Blues-Messen am 16.6.1985 in der Erlöserkirche, Berlin
18. Juni 1985
Information Nr. 255/85 über die erneute Durchführung von sogenannten Blues-Messen am 16. Juni 1985 in der Erlöserkirche in Berlin-Lichtenberg
Die ursprünglich für den 5. Mai 1985 geplanten »Blues-Messen«1 wurden am 16. Juni 1985, von ca. 14.00 bis gegen 22.00 Uhr unter dem beibehaltenen Motto »Von der Befreiung zur Befreiung« mit einer Gesamtteilnehmerzahl von ca. 1 600 Jugendlichen im Alter von 16 bis 25 Jahren (1984 = 2 500 Personen) bei vier aufeinanderfolgenden Veranstaltungen mit bis zu 600 Teilnehmern je Veranstaltung ausschließlich in der Erlöserkirche in Berlin-Lichtenberg durchgeführt.

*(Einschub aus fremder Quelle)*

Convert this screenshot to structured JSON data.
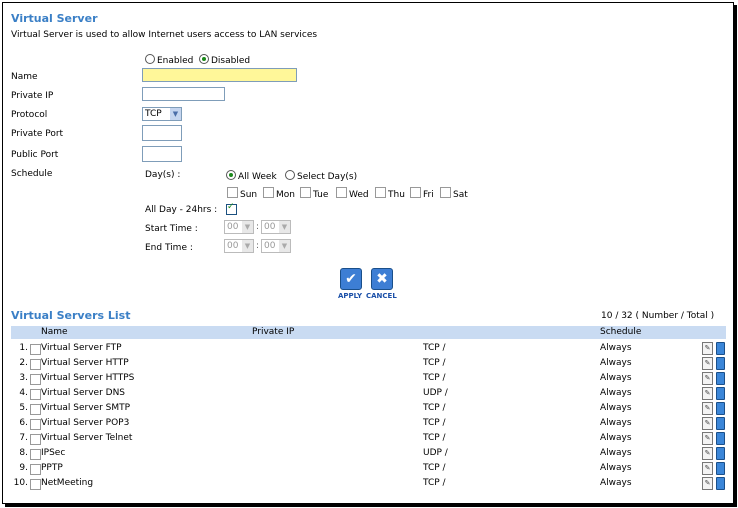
{
  "section": {
    "title": "Virtual Server",
    "description": "Virtual Server is used to allow Internet users access to LAN services",
    "enabled_label": "Enabled",
    "disabled_label": "Disabled",
    "selected_mode": "Disabled"
  },
  "form": {
    "name_label": "Name",
    "name_value": "",
    "private_ip_label": "Private IP",
    "private_ip_value": "",
    "protocol_label": "Protocol",
    "protocol_value": "TCP",
    "private_port_label": "Private Port",
    "private_port_value": "",
    "public_port_label": "Public Port",
    "public_port_value": "",
    "schedule_label": "Schedule",
    "days_label": "Day(s) :",
    "all_week_label": "All Week",
    "select_days_label": "Select Day(s)",
    "days": [
      "Sun",
      "Mon",
      "Tue",
      "Wed",
      "Thu",
      "Fri",
      "Sat"
    ],
    "all_day_label": "All Day - 24hrs :",
    "all_day_checked": true,
    "start_time_label": "Start Time :",
    "end_time_label": "End Time :",
    "time_hour": "00",
    "time_minute": "00",
    "time_separator": ":"
  },
  "buttons": {
    "apply_label": "APPLY",
    "cancel_label": "CANCEL"
  },
  "list": {
    "title": "Virtual Servers List",
    "count_text": "10 / 32 ( Number / Total )",
    "headers": {
      "name": "Name",
      "private_ip": "Private IP",
      "schedule": "Schedule"
    },
    "rows": [
      {
        "num": "1.",
        "name": "Virtual Server FTP",
        "protocol": "TCP /",
        "schedule": "Always"
      },
      {
        "num": "2.",
        "name": "Virtual Server HTTP",
        "protocol": "TCP /",
        "schedule": "Always"
      },
      {
        "num": "3.",
        "name": "Virtual Server HTTPS",
        "protocol": "TCP /",
        "schedule": "Always"
      },
      {
        "num": "4.",
        "name": "Virtual Server DNS",
        "protocol": "UDP /",
        "schedule": "Always"
      },
      {
        "num": "5.",
        "name": "Virtual Server SMTP",
        "protocol": "TCP /",
        "schedule": "Always"
      },
      {
        "num": "6.",
        "name": "Virtual Server POP3",
        "protocol": "TCP /",
        "schedule": "Always"
      },
      {
        "num": "7.",
        "name": "Virtual Server Telnet",
        "protocol": "TCP /",
        "schedule": "Always"
      },
      {
        "num": "8.",
        "name": "IPSec",
        "protocol": "UDP /",
        "schedule": "Always"
      },
      {
        "num": "9.",
        "name": "PPTP",
        "protocol": "TCP /",
        "schedule": "Always"
      },
      {
        "num": "10.",
        "name": "NetMeeting",
        "protocol": "TCP /",
        "schedule": "Always"
      }
    ]
  },
  "colors": {
    "title": "#3a7fc6",
    "header_bg": "#c9dbf2",
    "name_field_bg": "#fff799"
  }
}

(Wie bereits durch das MfS informiert – siehe Information Nr. 207/85 vom 13. Mai 1985 – wurden die für den 5. Mai 1985 vom Vorbereitungskreis um Stadtjugendpfarrer Hülsemann2 und die hinlänglich bekannten Pfarrer Eppelmann3 und Pahnke4 in Weiterführung dieser Veranstaltungsreihe geplanten »Blues-Messen« auf Beschluss der Leitung der Evangelischen Kirche in Berlin-Brandenburg abgesetzt.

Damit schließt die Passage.